When the aortic valve narrows it keeps the valve from opening properly, causing a blockage or obstruction that prevents a healthy blood flow from the heart into the aorta.
Diagnostics to detect aortic valve stenosis include:
Electrocardiogram (EKG) — Electrical pulses generated by your heart are measured and evaluated to determine if there are any anomalies or unusual conditions present.
Chest X-ray — A standard test that can see if there is deposit or fluid buildup in or around your heart. A chest X-ray can detect anomalies such as an enlarged heart or improperly formed valves.
Echocardiogram — Sound waves are directed to your heart through a device that is held up to your chest. The sound waves cause a pattern that allows the physician to see if valves and other parts of the heart are operating properly.

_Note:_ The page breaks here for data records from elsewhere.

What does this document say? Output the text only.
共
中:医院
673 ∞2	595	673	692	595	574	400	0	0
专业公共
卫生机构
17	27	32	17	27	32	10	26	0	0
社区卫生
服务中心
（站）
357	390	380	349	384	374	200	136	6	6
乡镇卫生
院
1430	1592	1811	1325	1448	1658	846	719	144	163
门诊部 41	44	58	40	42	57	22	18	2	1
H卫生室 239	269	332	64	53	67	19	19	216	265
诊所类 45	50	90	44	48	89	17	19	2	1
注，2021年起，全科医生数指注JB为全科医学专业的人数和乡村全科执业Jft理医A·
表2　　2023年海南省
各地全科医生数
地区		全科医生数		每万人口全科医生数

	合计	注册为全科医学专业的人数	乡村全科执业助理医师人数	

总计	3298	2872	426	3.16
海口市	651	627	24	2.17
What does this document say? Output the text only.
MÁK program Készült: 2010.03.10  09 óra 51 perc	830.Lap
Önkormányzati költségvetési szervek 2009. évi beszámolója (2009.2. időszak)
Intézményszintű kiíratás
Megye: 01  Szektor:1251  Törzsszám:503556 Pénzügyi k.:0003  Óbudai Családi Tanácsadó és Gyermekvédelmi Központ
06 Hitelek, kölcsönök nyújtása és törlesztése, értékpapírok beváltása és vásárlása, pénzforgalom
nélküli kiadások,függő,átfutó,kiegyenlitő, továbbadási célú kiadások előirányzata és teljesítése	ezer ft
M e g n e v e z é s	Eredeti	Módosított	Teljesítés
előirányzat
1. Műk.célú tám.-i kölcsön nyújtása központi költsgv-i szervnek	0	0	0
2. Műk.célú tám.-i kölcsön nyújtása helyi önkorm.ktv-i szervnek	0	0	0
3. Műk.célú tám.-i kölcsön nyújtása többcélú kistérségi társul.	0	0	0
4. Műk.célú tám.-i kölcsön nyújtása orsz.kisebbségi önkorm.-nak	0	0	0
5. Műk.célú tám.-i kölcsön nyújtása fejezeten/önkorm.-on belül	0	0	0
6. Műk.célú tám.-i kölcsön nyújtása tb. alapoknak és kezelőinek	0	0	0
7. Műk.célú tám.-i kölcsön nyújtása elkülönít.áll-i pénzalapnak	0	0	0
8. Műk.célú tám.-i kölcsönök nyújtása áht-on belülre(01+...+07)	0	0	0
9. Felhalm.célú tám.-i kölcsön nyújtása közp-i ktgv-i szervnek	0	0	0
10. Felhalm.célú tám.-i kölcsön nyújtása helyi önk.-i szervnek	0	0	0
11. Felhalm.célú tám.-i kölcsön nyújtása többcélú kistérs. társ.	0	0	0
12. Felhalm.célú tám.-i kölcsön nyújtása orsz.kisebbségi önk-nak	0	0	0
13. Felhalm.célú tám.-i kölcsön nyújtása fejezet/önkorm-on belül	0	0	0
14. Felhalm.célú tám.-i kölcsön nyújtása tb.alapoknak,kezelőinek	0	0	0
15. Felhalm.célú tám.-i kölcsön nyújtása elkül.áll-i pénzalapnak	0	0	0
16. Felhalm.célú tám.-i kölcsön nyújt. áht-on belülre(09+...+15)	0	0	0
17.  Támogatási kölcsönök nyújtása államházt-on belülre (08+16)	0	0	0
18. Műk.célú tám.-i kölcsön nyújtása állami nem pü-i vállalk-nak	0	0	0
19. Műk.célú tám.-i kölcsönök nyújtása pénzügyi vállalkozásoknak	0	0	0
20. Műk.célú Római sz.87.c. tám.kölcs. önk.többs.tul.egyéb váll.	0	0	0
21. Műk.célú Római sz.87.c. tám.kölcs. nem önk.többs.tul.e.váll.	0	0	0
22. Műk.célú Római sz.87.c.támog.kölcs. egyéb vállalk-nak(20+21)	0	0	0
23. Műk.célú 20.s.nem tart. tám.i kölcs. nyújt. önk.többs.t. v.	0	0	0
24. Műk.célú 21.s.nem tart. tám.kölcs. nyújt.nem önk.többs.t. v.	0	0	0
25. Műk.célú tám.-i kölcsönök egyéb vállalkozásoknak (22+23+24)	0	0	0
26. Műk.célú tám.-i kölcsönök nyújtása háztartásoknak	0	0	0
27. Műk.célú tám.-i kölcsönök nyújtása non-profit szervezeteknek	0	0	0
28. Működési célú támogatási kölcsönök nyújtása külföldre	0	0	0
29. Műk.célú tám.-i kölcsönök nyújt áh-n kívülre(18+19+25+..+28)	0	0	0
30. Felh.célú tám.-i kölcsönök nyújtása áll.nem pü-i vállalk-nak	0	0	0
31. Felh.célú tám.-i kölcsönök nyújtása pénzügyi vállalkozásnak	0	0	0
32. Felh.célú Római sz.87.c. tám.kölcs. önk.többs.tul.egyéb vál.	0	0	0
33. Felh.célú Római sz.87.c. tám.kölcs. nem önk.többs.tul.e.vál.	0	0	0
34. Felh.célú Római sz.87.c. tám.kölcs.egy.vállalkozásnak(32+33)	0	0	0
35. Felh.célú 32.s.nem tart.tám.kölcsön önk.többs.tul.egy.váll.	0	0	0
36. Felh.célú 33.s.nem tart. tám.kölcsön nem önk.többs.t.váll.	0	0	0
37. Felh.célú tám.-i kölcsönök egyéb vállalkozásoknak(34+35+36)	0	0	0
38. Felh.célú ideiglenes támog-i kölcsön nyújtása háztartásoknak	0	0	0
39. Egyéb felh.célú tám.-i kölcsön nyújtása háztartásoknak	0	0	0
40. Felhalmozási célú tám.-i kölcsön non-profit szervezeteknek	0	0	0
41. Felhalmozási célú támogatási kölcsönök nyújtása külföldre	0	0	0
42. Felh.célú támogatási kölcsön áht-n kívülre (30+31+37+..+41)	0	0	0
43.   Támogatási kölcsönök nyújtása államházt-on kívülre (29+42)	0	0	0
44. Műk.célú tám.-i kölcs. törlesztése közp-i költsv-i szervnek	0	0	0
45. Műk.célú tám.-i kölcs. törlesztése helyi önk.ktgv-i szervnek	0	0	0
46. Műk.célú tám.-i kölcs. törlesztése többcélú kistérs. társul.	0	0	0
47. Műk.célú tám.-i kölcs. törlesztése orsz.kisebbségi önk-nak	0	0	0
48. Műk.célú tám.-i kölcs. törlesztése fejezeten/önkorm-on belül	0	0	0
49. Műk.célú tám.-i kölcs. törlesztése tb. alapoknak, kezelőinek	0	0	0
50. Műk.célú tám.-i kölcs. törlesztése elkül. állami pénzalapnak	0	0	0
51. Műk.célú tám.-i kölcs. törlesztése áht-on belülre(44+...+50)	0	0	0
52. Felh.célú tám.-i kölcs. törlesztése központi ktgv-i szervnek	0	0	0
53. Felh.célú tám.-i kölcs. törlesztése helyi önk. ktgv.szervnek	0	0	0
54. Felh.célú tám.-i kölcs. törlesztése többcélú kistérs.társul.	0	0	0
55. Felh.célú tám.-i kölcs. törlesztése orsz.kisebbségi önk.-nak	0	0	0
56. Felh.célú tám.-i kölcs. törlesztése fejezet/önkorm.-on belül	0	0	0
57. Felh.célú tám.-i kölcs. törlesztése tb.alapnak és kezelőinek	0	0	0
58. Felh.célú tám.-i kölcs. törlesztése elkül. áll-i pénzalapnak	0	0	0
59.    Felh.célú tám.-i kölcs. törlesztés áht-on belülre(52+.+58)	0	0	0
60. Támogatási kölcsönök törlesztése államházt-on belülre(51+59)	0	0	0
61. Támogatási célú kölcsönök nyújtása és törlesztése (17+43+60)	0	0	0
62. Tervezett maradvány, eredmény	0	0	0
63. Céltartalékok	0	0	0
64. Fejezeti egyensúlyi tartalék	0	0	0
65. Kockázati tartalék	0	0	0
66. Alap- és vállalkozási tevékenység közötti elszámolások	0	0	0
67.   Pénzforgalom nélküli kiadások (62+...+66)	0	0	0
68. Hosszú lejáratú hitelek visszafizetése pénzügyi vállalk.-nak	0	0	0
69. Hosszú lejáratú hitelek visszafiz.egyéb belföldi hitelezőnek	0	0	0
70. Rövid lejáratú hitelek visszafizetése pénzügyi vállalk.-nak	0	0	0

Cardiac catheterization — A liquid dye is injected through a narrow tube (catheter) into an artery leading to the heart to allow special pictures to be taken to see if there are blockages or narrowed arteries that could pose a health threat.
Procedures to treat aortic valve stenosis include:
Balloon valvuloplasty — This minimally invasive, interventional procedure inserts a balloon through a small tube (catheter) to the valve opening. The balloon is then enlarged, stretching the valve opening to improve blood flow.
Aortic valve replacement — Surgeons remove the aortic valve and replace it with either a tissue valve or mechanical valve. Intuity valve replacement is a variation of this procedure using an innovative rapid deployment system to implant a tissue valve.
Transcatheter Aortic Valve Replacement (TAVR) — The TAVR team inserts a catheter into the femoral artery (through the patient’s groin or leg) and uses it to push a replacement valve into place. The new valve expands to fill the space, pushing the old valve out of the way.
Surgical valvuloplasty — Traditional, “open” surgery during which the surgeon repairs the heart valve to return it to proper operating efficiency.